Additionally, when campers and staff interacted with people outside of their cohort, masks were worn. Mason said the kids and staff were typically only in masks for about two hours a day. If someone were to have contracted the virus, there were policies in place to have their cohort undergo a strict quarantine and participate in pre-planned, self-led activities. Anytime a child or worker got sick during the summer, the entire campsite was tested. Mason said entering the final weeks of camp they had not had a positive test yet.
Rosenberg said many camp programs used what is called a “Swiss cheese defense,” explaining that no singular mitigation strategy will fully protect people from the virus but having a layered series of protections in place will help better prevent the virus spread.
“If you think of each of these layers of protection as Swiss cheese, one slice, there can be holes in it, if you stack up all the different layers, essentially blocks through all those layers and so that’s kind of the metaphor that has been talked about quite a lot these days,” Rosenberg said.
Rosenberg noted that nationally some summer camps did see outbreaks but that it was “a very small number” compared to the thousands of camps that operated over the summer.
One of the camps Garrison’s daughter attended had to close early due to a positive case of COVID-19.
The first two camps her child attended finished as planned and then the third program, a week-long morning camp, ended on the second day. After one camper tested positive for the virus, the camp decided to close for the rest of the week.
During the program, campers and staff wore masks, seating was spread out and good hand hygiene was practiced.
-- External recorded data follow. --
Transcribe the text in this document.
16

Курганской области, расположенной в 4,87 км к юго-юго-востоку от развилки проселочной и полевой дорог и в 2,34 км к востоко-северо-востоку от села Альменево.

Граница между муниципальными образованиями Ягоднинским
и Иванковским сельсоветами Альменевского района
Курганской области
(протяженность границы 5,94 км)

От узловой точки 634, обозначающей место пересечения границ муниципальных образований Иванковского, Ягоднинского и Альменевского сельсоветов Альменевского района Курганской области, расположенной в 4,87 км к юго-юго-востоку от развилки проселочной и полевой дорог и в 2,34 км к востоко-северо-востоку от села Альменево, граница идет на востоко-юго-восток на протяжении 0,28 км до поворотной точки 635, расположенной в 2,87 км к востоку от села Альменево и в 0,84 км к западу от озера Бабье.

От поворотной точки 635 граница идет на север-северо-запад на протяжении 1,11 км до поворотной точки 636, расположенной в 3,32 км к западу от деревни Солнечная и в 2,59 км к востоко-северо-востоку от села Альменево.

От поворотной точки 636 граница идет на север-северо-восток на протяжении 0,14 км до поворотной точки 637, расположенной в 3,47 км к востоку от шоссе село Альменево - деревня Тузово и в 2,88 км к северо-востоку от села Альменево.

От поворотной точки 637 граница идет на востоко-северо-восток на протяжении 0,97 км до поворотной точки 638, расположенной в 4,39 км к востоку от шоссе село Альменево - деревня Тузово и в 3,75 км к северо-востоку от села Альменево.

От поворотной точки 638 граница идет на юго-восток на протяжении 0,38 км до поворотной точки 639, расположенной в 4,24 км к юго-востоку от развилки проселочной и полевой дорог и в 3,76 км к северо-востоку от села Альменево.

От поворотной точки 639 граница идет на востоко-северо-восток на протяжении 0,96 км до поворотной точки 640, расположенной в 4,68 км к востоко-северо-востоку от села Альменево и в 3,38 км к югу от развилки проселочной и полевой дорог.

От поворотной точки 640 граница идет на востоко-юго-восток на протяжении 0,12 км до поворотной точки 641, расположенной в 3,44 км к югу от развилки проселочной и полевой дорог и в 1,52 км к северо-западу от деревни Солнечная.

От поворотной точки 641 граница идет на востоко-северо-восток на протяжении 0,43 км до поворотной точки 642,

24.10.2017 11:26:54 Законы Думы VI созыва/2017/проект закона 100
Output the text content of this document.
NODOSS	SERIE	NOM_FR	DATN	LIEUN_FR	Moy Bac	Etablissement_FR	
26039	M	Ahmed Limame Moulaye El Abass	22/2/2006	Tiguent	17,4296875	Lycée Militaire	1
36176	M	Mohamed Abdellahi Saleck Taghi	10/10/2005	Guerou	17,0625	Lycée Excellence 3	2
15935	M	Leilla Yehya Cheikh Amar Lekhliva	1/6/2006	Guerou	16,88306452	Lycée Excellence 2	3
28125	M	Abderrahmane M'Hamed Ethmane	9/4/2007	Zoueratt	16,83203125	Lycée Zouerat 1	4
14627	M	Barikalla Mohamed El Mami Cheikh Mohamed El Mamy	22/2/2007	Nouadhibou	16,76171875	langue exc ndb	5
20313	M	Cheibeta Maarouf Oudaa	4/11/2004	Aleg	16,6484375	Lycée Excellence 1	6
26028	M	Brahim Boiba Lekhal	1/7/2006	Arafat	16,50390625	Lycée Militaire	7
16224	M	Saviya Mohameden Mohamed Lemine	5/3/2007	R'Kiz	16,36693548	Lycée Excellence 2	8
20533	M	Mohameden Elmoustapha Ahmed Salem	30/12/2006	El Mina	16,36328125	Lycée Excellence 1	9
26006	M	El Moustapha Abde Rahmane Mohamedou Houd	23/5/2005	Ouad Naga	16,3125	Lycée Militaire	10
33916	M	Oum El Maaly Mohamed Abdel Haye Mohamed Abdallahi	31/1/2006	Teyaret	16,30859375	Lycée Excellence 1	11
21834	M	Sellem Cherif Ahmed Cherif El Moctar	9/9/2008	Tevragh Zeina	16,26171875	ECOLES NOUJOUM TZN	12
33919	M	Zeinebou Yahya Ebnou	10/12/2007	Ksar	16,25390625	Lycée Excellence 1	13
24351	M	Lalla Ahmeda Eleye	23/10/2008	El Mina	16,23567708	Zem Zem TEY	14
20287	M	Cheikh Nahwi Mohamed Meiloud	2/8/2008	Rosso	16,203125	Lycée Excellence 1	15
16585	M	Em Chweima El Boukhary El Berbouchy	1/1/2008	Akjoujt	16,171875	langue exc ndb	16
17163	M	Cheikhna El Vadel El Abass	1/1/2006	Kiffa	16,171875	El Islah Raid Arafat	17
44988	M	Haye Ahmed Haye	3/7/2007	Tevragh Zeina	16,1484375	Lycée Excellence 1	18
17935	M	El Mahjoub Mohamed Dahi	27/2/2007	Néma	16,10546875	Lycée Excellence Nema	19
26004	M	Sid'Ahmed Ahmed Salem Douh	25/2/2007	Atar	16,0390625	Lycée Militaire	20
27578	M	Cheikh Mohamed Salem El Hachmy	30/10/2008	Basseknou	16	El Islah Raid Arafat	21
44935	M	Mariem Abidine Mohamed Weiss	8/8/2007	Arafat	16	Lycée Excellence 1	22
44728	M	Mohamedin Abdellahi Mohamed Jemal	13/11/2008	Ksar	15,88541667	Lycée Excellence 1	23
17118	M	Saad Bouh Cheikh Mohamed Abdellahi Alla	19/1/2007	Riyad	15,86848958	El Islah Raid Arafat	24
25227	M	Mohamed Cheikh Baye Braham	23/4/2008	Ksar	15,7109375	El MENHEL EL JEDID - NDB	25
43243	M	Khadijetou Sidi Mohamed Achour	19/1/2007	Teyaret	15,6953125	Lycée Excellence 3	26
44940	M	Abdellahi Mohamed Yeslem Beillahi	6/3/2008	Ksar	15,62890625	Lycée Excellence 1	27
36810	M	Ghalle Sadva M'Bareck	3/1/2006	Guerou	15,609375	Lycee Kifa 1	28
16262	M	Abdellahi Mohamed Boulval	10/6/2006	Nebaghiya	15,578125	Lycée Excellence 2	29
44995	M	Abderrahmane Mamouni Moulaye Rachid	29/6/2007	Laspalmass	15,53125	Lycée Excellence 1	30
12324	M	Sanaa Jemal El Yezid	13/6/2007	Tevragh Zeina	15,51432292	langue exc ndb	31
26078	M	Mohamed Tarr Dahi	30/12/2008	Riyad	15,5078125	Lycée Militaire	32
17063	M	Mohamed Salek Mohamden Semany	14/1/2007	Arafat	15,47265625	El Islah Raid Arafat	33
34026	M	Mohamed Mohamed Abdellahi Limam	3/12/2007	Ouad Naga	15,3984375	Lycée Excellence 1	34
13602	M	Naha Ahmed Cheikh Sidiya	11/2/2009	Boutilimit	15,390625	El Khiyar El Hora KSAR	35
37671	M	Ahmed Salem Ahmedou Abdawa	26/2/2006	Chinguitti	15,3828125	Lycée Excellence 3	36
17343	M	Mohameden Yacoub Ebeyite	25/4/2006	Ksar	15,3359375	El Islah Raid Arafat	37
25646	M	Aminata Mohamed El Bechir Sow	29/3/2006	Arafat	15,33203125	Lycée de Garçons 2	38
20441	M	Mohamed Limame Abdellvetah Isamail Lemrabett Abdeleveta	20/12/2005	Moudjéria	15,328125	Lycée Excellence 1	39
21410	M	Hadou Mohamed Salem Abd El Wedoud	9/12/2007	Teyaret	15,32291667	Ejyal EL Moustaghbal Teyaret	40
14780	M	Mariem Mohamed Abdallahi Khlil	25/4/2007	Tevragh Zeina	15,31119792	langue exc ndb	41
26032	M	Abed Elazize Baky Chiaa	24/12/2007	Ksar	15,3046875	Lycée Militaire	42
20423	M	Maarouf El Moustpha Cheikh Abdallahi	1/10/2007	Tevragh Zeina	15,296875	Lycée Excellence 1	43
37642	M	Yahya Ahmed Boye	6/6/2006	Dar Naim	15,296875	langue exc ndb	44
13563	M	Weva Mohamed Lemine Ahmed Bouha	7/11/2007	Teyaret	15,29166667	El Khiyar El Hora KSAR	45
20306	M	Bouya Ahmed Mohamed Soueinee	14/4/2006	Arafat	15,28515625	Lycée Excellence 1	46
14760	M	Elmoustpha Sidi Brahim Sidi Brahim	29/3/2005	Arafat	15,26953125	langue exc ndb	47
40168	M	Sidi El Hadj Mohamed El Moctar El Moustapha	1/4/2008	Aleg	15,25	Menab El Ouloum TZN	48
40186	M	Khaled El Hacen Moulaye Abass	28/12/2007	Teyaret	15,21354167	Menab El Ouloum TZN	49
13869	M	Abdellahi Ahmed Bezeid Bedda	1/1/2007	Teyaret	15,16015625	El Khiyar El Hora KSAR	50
“They did what they could do there,” Garrison said. “I’m guessing the child just contracted it prior to coming to camp and then exhibited symptoms that second day of camp.”
Garrison doesn’t hold any hard feelings against the camp and said after the cancelation the families received a full refund. She plans to take a portion of the refund and donate it back to the program.
Now with school districts reopening, families are seeing similar issues in schools that camps managed through during the summer. Hopewell City Public Schools temporarily closed this summer due to staffing shortages brought on by COVID-19 cases, quarantines and routine sick days. In Chesterfield County, over 230 public schools students and staff have tested positive for COVID-19 since the return to classrooms.
With many engagements limited to a computer, school and social activities complicated by COVID-19 and some kids experiencing the trauma of losing loved ones to the virus, Rosenberg said children are entering this school year with heightened emotions.
“The implication for parents, for teachers, for school districts, and for camp directors is, you know, kids, we need to expect that kids are going to need a longer adjustment period,” Rosenberg said.